Comment by phillipharris

4 hours ago

[flagged]

The author ran for city council where I live. From what I remember of him, it would be very out of character for him to use AI to write a health article.

#IAmVerySmart

Edit: One of the few things I find more annoying than AI blogs is the gleeful rush to label everything as AI generated. It comes across as “I am so clever! You can’t fool me!” Meanwhile, that reads like a perfectly normal sounding thing for a human to have written. “This blog uses the word ‘the’ a lot. Sure sign of AI!”

  • Yup. Anything someone disagrees with is now "written by ai" as if that invalidates what was written.
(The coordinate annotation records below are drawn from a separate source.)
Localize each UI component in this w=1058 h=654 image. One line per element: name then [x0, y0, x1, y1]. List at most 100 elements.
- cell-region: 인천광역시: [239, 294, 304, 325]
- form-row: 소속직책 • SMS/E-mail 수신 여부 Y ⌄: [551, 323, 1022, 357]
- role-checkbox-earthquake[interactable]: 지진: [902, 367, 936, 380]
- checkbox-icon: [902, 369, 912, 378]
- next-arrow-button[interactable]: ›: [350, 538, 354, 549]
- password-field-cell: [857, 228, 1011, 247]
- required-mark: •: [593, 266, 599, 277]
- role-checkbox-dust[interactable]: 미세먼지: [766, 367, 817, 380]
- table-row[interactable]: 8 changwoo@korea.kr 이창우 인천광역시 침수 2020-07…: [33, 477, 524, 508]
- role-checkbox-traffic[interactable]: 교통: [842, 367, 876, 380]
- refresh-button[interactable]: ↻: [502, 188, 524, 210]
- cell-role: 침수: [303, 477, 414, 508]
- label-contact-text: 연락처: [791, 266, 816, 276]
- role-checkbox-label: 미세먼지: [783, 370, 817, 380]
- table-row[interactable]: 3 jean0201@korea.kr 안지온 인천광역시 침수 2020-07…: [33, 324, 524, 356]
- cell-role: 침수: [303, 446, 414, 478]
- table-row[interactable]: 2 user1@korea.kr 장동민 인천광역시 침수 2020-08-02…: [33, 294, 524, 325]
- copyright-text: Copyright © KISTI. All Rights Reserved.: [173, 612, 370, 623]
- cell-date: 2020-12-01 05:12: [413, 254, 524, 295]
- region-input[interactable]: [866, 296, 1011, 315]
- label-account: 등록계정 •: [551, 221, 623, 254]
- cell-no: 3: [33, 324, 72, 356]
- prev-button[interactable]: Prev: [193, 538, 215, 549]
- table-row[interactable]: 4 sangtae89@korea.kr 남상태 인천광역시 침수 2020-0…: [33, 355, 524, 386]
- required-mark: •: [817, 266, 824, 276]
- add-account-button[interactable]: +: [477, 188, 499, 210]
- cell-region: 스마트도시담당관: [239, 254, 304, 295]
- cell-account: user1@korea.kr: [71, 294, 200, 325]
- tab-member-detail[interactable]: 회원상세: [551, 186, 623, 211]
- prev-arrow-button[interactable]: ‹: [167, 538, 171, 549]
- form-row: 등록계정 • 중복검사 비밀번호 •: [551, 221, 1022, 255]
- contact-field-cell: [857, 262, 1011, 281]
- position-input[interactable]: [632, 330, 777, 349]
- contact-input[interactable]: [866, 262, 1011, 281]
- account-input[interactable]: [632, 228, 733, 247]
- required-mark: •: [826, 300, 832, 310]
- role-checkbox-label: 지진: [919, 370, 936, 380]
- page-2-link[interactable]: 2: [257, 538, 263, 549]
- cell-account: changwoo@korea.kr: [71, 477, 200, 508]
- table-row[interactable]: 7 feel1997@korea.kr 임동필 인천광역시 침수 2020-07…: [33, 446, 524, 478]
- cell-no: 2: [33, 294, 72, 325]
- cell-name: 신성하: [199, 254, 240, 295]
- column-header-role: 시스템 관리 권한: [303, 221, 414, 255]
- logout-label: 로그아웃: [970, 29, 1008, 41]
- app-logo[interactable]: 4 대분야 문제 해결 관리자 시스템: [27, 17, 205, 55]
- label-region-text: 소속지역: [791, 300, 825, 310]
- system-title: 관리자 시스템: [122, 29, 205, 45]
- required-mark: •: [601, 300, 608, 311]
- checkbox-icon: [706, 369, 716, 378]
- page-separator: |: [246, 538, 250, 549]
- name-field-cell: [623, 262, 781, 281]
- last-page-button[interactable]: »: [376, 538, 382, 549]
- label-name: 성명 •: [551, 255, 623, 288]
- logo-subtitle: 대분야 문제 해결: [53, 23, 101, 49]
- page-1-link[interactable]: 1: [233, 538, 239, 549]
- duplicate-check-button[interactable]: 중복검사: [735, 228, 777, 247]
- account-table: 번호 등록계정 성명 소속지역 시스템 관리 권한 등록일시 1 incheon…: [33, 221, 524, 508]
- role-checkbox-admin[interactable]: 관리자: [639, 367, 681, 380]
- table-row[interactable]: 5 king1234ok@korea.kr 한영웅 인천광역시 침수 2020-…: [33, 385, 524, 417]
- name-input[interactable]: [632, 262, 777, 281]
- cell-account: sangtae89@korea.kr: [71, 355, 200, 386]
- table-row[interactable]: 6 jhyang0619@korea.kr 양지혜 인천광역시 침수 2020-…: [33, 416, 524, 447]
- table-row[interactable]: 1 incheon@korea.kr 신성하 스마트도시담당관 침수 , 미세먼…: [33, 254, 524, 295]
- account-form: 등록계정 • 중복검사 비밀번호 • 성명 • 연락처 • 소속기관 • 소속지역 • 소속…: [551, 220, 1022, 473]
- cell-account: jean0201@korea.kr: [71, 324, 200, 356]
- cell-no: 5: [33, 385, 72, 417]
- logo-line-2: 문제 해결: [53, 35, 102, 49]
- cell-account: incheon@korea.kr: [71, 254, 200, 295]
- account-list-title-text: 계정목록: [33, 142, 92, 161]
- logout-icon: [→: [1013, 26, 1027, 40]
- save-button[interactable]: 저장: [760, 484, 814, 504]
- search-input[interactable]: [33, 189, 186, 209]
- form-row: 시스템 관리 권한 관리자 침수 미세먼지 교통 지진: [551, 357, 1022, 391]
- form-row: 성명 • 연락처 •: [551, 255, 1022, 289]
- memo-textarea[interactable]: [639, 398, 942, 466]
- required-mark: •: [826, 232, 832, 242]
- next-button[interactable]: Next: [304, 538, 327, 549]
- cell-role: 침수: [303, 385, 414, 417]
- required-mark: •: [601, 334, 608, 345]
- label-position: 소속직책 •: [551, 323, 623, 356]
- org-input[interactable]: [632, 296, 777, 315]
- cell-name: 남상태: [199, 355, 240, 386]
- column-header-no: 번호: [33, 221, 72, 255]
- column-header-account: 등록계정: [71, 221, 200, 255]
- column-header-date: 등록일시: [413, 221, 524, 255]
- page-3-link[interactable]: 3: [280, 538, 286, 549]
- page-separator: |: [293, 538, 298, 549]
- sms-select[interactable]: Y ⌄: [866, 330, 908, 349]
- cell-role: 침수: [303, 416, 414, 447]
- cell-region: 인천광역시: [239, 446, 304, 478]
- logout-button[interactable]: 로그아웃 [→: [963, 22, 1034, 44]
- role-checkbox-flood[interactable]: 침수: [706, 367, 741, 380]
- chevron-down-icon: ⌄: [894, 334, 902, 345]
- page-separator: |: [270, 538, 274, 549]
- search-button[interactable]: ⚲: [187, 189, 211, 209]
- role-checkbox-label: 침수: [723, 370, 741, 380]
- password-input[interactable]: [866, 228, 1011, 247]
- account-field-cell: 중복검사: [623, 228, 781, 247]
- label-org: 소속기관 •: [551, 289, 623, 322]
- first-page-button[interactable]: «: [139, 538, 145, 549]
    • I don’t think it’s even that. Someone could post an Emily Dickinson work and people would race to be the first to observe the number of tell-tale em dashes, pleased that they were cleverer than the other readers for not being tricked.

    • i agree with the premise of the article. i also wish the author had cared enough about such an important topic to actually write about it themselves. doing otherwise disrespects the reader

      1 reply →

pangram shows 75% AI generated for the article: https://www.pangram.com/history/996e9766-0021-40b7-a226-a1cc...

  • That’s a 404.

    And I recently had an AI detector give a 40% to an article I’d written 100% by hand, every word, with not so much as a Grammarly check involved.

    • What was the AI detector? I would actually love to know what pangram scores it at; they claim to be state of the art. You should try it and report back!

      Not sure why it 404s now — maybe hugged to death. You can try it yourself for free by copy pasting.

    • As someone who never uses AI to write anything and whose writing shows up as 30-40% AI, I have a very low level of respect for these detectors, as well.

> The food was engineered to override satiety — proven, not suggested.

  • > Cream in his coffee, butter in his soups, all the gristle he could handle.

    I've noticed Claude is specifically fond of three-element lists consisting of (standard example of class), (standard example of class), (nonstandard example of class). It's interesting because Claude often gets the nonstandard example more or less incorrect -- in this case, because gristle isn't an example of a high-fat-content food.

Parent is an AI writer and only an AI writer.

Edit: To be clear, if the parent can just spout this without evidence, I can make the same claim without evidence and be equally as right as they are.